Mobile health in developing countries

by Chad Hyett

Cell phone adoption isn’t just a phenomenon in the developed world. Developing countries, such as China, India and Africa, are adopting mobile phones at a startling rate. Many predict that by 2013, 95 percent of the entire world will have cell phones. The technology has become cheap and the infrastructure widespread. Even if a village in Africa shares just one or two phones – the access to the technology is still there.

The mobile health revolution can have a tremendous impact not only here at home, but in developing countries.

“There are 2.2 billion mobile phones in the developing world, 305 million computers but only 11 million hospital beds,” says Vodafone strategy director Terry Kramer.  Some parts of the world have a patient-doctor ratio of one in 20,000. There’s a huge potential to use mobile health technology to close this health care gap.

Some organizations are already setting trends in developing countries.

The Rockefeller Foundation, United Nations Foundation, and Vodafone Foundation last year formed a partnership called the mHealth Alliance to facilitate the adoption of mobile health in developing countries.

Project Masiluleke, a South African project, is using unused text message space to broadcast an HIV awareness message. According to Health Affairs, this produced a four-fold increase in calls to the national AIDS helpline. Peru has a program where AIDS patients get a text message reminding them to take their medicine.

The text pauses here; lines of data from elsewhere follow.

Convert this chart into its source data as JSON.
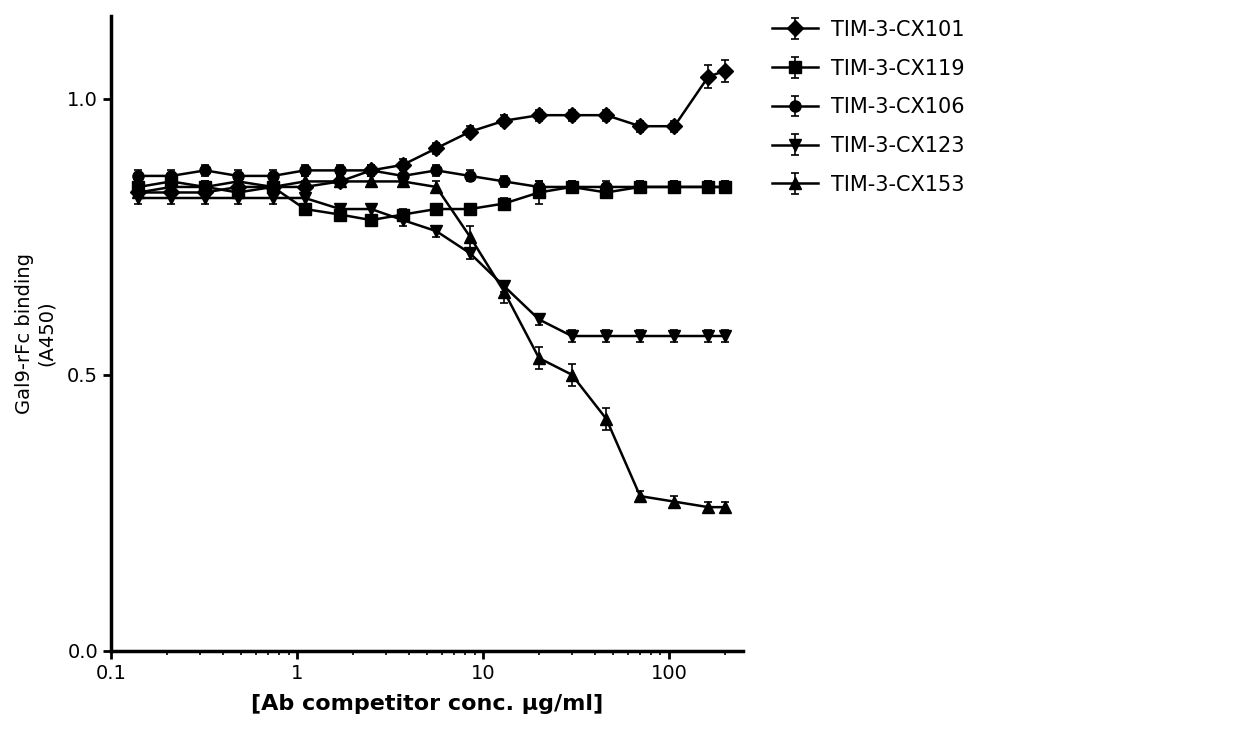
{
  "title": "",
  "xlabel": "[Ab competitor conc. μg/ml]",
  "ylabel": "Gal9-rFc binding\n(A450)",
  "xlim": [
    0.1,
    250
  ],
  "ylim": [
    0.0,
    1.15
  ],
  "yticks": [
    0.0,
    0.5,
    1.0
  ],
  "background_color": "#ffffff",
  "series": [
    {
      "label": "TIM-3-CX101",
      "marker": "D",
      "x": [
        0.14,
        0.21,
        0.32,
        0.48,
        0.74,
        1.1,
        1.7,
        2.5,
        3.7,
        5.6,
        8.5,
        13,
        20,
        30,
        46,
        70,
        107,
        163,
        200
      ],
      "y": [
        0.83,
        0.83,
        0.83,
        0.84,
        0.84,
        0.84,
        0.85,
        0.87,
        0.88,
        0.91,
        0.94,
        0.96,
        0.97,
        0.97,
        0.97,
        0.95,
        0.95,
        1.04,
        1.05
      ],
      "yerr": [
        0.01,
        0.01,
        0.01,
        0.01,
        0.01,
        0.01,
        0.01,
        0.01,
        0.01,
        0.01,
        0.01,
        0.01,
        0.01,
        0.01,
        0.01,
        0.01,
        0.01,
        0.02,
        0.02
      ]
    },
    {
      "label": "TIM-3-CX119",
      "marker": "s",
      "x": [
        0.14,
        0.21,
        0.32,
        0.48,
        0.74,
        1.1,
        1.7,
        2.5,
        3.7,
        5.6,
        8.5,
        13,
        20,
        30,
        46,
        70,
        107,
        163,
        200
      ],
      "y": [
        0.84,
        0.85,
        0.84,
        0.83,
        0.84,
        0.8,
        0.79,
        0.78,
        0.79,
        0.8,
        0.8,
        0.81,
        0.83,
        0.84,
        0.83,
        0.84,
        0.84,
        0.84,
        0.84
      ],
      "yerr": [
        0.01,
        0.01,
        0.01,
        0.01,
        0.01,
        0.01,
        0.01,
        0.01,
        0.01,
        0.01,
        0.01,
        0.01,
        0.02,
        0.01,
        0.01,
        0.01,
        0.01,
        0.01,
        0.01
      ]
    },
    {
      "label": "TIM-3-CX106",
      "marker": "o",
      "x": [
        0.14,
        0.21,
        0.32,
        0.48,
        0.74,
        1.1,
        1.7,
        2.5,
        3.7,
        5.6,
        8.5,
        13,
        20,
        30,
        46,
        70,
        107,
        163,
        200
      ],
      "y": [
        0.86,
        0.86,
        0.87,
        0.86,
        0.86,
        0.87,
        0.87,
        0.87,
        0.86,
        0.87,
        0.86,
        0.85,
        0.84,
        0.84,
        0.84,
        0.84,
        0.84,
        0.84,
        0.84
      ],
      "yerr": [
        0.01,
        0.01,
        0.01,
        0.01,
        0.01,
        0.01,
        0.01,
        0.01,
        0.01,
        0.01,
        0.01,
        0.01,
        0.01,
        0.01,
        0.01,
        0.01,
        0.01,
        0.01,
        0.01
      ]
    },
    {
      "label": "TIM-3-CX123",
      "marker": "v",
      "x": [
        0.14,
        0.21,
        0.32,
        0.48,
        0.74,
        1.1,
        1.7,
        2.5,
        3.7,
        5.6,
        8.5,
        13,
        20,
        30,
        46,
        70,
        107,
        163,
        200
      ],
      "y": [
        0.82,
        0.82,
        0.82,
        0.82,
        0.82,
        0.82,
        0.8,
        0.8,
        0.78,
        0.76,
        0.72,
        0.66,
        0.6,
        0.57,
        0.57,
        0.57,
        0.57,
        0.57,
        0.57
      ],
      "yerr": [
        0.01,
        0.01,
        0.01,
        0.01,
        0.01,
        0.01,
        0.01,
        0.01,
        0.01,
        0.01,
        0.01,
        0.01,
        0.01,
        0.01,
        0.01,
        0.01,
        0.01,
        0.01,
        0.01
      ]
    },
    {
      "label": "TIM-3-CX153",
      "marker": "^",
      "x": [
        0.14,
        0.21,
        0.32,
        0.48,
        0.74,
        1.1,
        1.7,
        2.5,
        3.7,
        5.6,
        8.5,
        13,
        20,
        30,
        46,
        70,
        107,
        163,
        200
      ],
      "y": [
        0.83,
        0.84,
        0.84,
        0.85,
        0.84,
        0.85,
        0.85,
        0.85,
        0.85,
        0.84,
        0.75,
        0.65,
        0.53,
        0.5,
        0.42,
        0.28,
        0.27,
        0.26,
        0.26
      ],
      "yerr": [
        0.01,
        0.01,
        0.01,
        0.01,
        0.01,
        0.01,
        0.01,
        0.01,
        0.01,
        0.01,
        0.02,
        0.02,
        0.02,
        0.02,
        0.02,
        0.01,
        0.01,
        0.01,
        0.01
      ]
    }
  ],
  "legend_fontsize": 15,
  "axis_fontsize": 16,
  "tick_fontsize": 14,
  "markersize": 8,
  "linewidth": 1.8,
  "capsize": 3,
  "spine_linewidth": 2.5
}
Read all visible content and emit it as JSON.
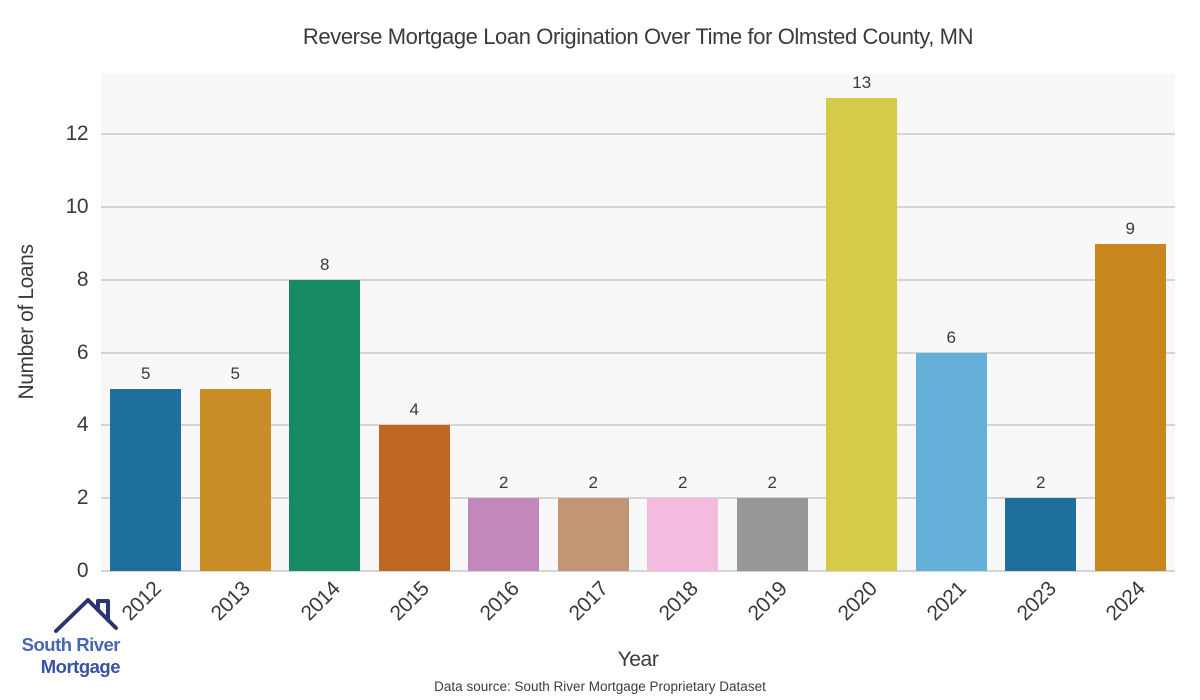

And the private sector is jumping in as well. Johnson & Johnson has as a program, Text4Baby, that provides education to pregnant women and new parents. More than 20 million people in China, India, Mexico, Bangladesh, South Africa and Nigeria take advantage of the program. There are a lot of examples like this out there.

Sometimes, especially in technology-driven countries like the US, we tend to over complicate mobile health approaches. Programs in developing countries demonstrate that mobile health can be simple and still have a tremendous impact.

Chad Hyett is member of the Board, Zibbel, Inc., and blogs at Mobile Health 360.